What’s in a name? Ultra-processed foods vs snack food vs takeaway – how do we know what is unhealthy?
The Paper of the Month for December is from Public Health Nutrition and is entitled ‘Upstream and downstream explanations of the harms of ultra-processed foods in national dietary guidelines' by Madalyn Quinn, Helen Jordan and Jennifer Lacy-Nichols.
The health impacts of eating too many ultra-processed foods are well known. Not only are ultra-processed foods high in sugar, salt, and fats, they have other chemicals and properties that contribute to poor health outcomes. Despite this, most dietary guidelines from across the world do not discuss the harms of ultra-processed foods.
Our research has shown that in the guidelines that do, the words used to refer to ultra-processed or ‘unhealthy’ foods vary significantly. Across the 20 dietary guidelines included in our analysis, there were 17 different descriptive terms used across and within guidelines to refer to types of ultra-processed foods. The terms used included ‘processed food’, ‘snack food’, ‘junk food’, and ‘takeaway’ – yet these terms are imprecise and capture far more than just ultra-processed foods. While the terms ‘snack foods’ and ‘takeaway’ often imply unhealthy, ultra-processed foods, there is also the option of having healthy snack foods such as fruit or nuts, or choosing healthier takeaway options.

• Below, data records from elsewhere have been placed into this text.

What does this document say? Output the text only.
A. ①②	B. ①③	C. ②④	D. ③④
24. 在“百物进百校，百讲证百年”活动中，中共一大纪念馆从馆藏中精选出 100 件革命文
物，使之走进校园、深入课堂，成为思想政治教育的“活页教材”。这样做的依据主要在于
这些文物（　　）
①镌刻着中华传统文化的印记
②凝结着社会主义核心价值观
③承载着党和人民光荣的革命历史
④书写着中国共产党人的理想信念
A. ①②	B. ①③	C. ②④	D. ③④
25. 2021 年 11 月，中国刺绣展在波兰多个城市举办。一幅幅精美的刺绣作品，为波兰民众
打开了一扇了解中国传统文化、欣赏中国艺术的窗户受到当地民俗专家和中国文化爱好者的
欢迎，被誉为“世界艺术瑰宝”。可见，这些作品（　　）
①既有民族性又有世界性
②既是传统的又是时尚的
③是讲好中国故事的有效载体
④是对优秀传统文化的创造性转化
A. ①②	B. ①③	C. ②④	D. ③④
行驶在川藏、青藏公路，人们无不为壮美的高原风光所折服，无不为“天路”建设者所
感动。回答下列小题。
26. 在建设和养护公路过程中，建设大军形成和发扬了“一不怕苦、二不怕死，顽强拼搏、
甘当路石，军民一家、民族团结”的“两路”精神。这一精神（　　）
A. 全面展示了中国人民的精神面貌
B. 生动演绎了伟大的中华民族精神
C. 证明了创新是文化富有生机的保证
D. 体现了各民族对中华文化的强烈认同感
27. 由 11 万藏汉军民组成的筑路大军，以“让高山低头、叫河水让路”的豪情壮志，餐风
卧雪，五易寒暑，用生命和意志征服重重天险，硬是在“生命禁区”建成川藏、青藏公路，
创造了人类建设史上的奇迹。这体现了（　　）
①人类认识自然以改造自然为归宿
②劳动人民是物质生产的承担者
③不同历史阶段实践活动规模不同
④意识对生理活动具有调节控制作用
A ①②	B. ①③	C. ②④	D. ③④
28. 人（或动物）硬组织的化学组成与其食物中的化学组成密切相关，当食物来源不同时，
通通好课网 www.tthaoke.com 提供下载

In addition, many guidelines used loosely the term ‘processed’, but the NOVA framework makes clear that food processing per se is not harmful. For example, the definition of processed foods as described by the NOVA framework can include any food that has undergone simple processing techniques that aren’t inherently harmful, such as cooking, salting, freezing, or fermenting. By ignoring this distinction, dietary guidelines risk confusing consumers by implying that all food processing is harmful, when it is industrial, ultra-processing that carries the risk.
This ambiguity in language describing ultra-processed or unhealthy food is a problem for two reasons. Firstly, it creates confusion for the direct consumers. With the wide range of food products available on supermarket shelves today and the intense marketing strategies associated with promoting products, clear, specific advice is needed around what types of foods are healthy or not. Secondly, dietary guidelines are a powerful policy tool that often inform public policies relating to nutrition, agriculture, trade, and health on a national level. Therefore, it is essential that the language in these documents referring to ultra-processed foods is consistent within and across dietary guidelines to ensure that policies are explicit and accurately target the presence of ultra-processed foods in the food environment.